After Pugh resigned, the council committee postponed the hearing on the bill in October to allow new City Council President Brandon Scott to be briefed on the details. The committee voted Thursday to approve the 25-cent tax, but not double it, which was recommended by the city finance department to cover plunging parking revenues blamed partly on increased ridesharing.

Baltimore has collected no taxes on an estimated 9 million Uber and Lyft rides per year despite a 2015 state law enabling it to do so, costing the city roughly $2.1 million in revenue annually, assuming a 25-cent tax, according to the city Department of Finance.

The state law was amended in 2016, requiring the city to update its law to begin taxing the companies.
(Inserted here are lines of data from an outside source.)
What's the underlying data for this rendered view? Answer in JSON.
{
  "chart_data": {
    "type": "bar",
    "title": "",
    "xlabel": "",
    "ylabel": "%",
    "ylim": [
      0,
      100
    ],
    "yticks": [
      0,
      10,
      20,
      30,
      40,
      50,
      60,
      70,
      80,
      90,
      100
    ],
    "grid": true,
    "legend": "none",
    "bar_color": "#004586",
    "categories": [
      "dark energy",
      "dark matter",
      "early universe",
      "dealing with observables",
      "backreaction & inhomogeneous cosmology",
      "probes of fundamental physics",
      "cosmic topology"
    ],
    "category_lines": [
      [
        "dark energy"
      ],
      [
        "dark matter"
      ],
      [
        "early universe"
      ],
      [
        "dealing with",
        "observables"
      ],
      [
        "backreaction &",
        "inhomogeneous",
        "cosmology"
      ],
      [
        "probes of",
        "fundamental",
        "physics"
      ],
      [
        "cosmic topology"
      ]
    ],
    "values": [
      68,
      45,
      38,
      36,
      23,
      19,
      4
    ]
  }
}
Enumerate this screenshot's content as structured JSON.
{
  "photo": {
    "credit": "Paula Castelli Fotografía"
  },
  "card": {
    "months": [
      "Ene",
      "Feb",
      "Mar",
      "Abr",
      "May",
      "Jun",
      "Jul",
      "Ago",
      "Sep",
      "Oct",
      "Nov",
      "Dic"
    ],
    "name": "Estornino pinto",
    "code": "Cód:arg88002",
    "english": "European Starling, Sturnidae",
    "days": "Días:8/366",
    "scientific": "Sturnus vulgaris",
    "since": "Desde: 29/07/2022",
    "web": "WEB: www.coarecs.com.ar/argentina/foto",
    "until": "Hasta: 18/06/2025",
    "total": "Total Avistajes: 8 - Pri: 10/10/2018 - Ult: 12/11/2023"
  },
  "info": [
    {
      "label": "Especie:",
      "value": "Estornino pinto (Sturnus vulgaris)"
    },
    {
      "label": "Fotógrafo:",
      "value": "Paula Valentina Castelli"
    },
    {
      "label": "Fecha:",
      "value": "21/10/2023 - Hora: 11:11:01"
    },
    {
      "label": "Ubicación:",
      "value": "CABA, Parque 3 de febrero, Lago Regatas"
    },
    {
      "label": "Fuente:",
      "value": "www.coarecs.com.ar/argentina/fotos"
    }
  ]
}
Pugh, who received $2,000 in political contributions from Lyft in 2016, did not introduce the bill to do so until January 2019.

[Opinion] Baltimore can’t afford to leave any more money on the table »
Revenues from the city’s parking tax, meters and city-owned garages, meanwhile, have plunged a collective $4.1 million, or about 6%, in the past two years, according to the finance department, which called the growth of rideshare “one of the factors explaining the recent sharp decline.”

Uber and Lyft pay a 25-cent tax on each ride originating in Annapolis, Brunswick, Frederick, Montgomery County, Prince George’s County and Ocean City due to local laws in those municipalities. State law exempts the city from a 25-cent cap in other jurisdictions.

Uber, which charged Baltimore riders 25 cents extra for nearly a year in anticipation of having to pay a similar tax, instead began crediting them with Uber Cash in recent weeks for a “city-specific fee” that was “ultimately not collected by the city.”